The first point is that \(1 \sigma=68\)% assumes a Gaussian distribution around the maximum of the posterior (cf. above). While this will often work out okay, it may not. And, as we seek to translate \(n \sigma\) intervals into DoB statements, assuming a Gaussian becomes more and more questionable the higher \(n\) is. (Why?)

But the second point is more philosophical (meta-statistical?). One interval is a statement about \(p(x|D,I)\), while the other is a statement about \(p(D|x,I)\). (Note that because the conversion between the two PDFs requires the use of Bayes’ theorem, the Bayesian interval may be affected by the choice of the prior.)

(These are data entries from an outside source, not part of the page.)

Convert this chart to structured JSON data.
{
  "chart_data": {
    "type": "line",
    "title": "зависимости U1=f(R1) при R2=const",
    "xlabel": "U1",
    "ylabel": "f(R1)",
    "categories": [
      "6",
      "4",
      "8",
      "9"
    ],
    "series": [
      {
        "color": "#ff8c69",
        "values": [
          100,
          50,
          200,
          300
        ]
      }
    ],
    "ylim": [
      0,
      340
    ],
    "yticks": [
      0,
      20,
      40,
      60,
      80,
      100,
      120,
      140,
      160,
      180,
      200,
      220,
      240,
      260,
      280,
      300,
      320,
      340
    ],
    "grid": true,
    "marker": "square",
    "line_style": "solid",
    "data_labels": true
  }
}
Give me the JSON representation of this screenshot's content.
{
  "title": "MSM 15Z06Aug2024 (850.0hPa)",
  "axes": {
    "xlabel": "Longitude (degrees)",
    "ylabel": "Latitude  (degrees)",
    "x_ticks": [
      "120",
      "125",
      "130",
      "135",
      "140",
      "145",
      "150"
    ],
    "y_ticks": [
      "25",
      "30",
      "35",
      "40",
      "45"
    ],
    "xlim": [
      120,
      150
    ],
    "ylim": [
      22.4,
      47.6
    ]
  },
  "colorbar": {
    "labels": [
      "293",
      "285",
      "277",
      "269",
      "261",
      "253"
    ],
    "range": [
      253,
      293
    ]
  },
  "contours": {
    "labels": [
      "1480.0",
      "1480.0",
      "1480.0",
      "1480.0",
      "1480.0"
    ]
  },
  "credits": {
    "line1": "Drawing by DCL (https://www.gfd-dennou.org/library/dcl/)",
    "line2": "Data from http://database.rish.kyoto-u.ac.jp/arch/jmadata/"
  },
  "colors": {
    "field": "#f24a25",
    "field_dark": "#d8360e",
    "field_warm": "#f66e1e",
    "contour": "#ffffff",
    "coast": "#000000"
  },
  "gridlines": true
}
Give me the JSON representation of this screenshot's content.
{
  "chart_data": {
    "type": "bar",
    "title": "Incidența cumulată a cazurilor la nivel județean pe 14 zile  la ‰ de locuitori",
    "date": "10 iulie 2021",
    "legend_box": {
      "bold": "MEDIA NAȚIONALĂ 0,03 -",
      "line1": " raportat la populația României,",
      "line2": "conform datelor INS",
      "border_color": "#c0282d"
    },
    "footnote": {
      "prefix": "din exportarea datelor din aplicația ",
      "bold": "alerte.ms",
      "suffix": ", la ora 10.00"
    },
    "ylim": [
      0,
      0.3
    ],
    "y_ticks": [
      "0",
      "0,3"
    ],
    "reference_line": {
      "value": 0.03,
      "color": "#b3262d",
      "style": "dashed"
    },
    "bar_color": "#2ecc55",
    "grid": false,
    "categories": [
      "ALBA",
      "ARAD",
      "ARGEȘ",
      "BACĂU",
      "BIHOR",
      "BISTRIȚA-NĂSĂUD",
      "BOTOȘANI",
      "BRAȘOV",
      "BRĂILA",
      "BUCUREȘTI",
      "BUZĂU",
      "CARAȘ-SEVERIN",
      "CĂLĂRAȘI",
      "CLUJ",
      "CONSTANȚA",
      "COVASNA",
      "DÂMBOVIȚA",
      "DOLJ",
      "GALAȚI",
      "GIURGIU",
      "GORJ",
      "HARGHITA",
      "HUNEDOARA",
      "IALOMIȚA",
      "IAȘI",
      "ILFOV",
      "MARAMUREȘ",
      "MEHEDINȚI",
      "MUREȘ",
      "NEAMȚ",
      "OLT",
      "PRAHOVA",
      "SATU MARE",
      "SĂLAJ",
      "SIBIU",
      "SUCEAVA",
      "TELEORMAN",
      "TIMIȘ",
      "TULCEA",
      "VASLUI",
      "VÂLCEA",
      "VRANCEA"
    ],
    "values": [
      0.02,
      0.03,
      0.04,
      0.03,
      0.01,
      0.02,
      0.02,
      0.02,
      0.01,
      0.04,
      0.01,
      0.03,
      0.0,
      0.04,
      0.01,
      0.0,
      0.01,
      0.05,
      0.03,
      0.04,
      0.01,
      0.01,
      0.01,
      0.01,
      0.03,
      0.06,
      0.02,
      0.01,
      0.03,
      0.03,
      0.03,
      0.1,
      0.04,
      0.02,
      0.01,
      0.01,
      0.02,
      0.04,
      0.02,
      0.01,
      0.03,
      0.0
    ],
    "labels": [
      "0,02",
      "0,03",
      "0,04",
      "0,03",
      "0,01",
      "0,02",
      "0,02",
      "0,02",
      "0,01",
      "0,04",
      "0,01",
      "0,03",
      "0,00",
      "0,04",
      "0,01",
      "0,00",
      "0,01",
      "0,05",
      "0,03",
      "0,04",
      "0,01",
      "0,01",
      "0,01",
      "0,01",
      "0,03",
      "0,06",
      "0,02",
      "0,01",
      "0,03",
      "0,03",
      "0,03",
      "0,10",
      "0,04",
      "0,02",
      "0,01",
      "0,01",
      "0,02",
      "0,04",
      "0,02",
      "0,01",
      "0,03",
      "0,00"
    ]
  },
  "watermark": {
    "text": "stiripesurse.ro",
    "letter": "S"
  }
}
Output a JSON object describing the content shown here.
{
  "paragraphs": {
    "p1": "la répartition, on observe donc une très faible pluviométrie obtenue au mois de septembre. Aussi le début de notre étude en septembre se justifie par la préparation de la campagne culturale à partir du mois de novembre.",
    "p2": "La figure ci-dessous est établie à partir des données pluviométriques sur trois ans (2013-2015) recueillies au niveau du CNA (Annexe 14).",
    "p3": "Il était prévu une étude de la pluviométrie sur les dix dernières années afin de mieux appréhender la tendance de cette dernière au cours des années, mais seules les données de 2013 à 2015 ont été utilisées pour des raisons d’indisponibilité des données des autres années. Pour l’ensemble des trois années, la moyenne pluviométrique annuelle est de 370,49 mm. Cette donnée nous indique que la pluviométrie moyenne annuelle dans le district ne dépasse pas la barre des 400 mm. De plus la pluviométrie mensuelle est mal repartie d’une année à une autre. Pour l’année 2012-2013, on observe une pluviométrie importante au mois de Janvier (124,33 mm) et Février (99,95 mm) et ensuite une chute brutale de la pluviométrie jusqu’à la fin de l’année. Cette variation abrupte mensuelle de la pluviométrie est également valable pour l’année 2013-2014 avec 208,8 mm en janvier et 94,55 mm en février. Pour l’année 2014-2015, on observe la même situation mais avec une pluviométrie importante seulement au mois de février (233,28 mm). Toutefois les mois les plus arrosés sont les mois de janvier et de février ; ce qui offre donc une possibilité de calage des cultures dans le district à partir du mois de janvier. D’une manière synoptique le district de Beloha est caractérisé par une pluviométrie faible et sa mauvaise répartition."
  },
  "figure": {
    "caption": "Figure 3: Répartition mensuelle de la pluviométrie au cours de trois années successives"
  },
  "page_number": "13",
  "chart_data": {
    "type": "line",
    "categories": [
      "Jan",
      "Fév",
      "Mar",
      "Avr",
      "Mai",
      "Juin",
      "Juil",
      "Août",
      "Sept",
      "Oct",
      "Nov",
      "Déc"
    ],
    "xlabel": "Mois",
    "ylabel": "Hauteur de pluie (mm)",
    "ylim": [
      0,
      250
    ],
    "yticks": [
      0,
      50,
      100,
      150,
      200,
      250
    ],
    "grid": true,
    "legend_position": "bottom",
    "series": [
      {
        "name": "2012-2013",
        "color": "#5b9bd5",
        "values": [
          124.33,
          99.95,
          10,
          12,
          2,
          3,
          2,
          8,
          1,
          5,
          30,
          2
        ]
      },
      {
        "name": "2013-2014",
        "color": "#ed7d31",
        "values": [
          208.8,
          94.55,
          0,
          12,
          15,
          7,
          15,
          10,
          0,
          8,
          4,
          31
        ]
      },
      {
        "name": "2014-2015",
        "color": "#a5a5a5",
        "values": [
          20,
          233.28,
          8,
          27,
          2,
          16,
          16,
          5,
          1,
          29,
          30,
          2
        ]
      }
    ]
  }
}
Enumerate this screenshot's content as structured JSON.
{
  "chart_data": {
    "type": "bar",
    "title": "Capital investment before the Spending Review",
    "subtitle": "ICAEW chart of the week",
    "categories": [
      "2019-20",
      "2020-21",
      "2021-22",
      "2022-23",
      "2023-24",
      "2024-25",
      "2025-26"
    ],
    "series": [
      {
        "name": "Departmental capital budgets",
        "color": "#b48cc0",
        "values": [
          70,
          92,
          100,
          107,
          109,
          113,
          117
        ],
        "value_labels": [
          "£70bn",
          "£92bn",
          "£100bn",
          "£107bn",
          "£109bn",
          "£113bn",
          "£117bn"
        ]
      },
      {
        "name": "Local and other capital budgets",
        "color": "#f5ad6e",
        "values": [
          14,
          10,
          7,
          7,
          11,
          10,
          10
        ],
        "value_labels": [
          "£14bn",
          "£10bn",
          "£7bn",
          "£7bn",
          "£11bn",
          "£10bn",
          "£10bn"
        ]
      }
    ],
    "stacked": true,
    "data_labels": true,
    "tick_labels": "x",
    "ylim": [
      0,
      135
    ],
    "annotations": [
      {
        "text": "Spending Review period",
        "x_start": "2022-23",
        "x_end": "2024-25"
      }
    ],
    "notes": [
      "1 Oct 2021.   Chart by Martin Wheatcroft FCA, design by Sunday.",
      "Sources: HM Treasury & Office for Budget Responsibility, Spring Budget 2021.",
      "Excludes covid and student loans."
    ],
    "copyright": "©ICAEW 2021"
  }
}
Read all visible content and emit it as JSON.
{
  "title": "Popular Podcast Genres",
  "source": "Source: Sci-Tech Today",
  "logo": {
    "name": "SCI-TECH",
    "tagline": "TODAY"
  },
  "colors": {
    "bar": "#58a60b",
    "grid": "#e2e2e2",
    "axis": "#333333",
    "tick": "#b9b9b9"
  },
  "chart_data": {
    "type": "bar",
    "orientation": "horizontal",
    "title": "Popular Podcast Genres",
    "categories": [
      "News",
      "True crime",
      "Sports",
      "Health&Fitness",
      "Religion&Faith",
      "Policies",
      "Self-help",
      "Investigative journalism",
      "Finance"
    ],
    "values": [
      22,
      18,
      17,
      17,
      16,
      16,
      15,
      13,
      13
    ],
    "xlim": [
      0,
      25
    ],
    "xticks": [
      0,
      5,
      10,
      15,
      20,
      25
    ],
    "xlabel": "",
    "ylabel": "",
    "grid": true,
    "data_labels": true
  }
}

The Bayesian version of a confidence interval is easy; a 68% credible interval or degree-of-belief (DoB) interval is: given some data and some information \(I\), there is a 68% chance (probability) that the interval contains the true parameter.

On the other hand, the frequentist 68% confidence interval is trickier: assuming the model (contained in \(I\)) and the value of the parameter \(x\), then if we do the experiment a large number of times then 68% of them will produce data in that interval. So the parameter is fixed (no PDF) and the confidence interval is a statement about data. Frequentists will try to make statements about parameters, but they end up a bit tangled, e.g., “There is a 68% probability that when I compute a confidence interval from data of this sort that the true value of \(\theta\) will fall within the (hypothetical) space of observations.”

For a one-dimensional posterior that is symmetric, it is clear how to define the \(d\%\) confidence interval. The algorithm is: start from the center, step outward on both sides, stop when \(d\%\) is enclosed. For a two-dimensional posterior, we need a way to integrate from the top. (One approach is to lower a plane, as described below for HPD.)

What if the distribution is asymmetic or multimodal? Here are two possible choices.

Equal-tailed interval (or central interval): define the boundaries of the interval so that the area above and below the interval are equal.
Highest posterior density (HPD) region: the posterior density for every point is higher than the posterior density for any point outside the interval. E.g., lower a horizontal line over the distribution until the desired interval percentage is covered by regions where the distribution is above the line.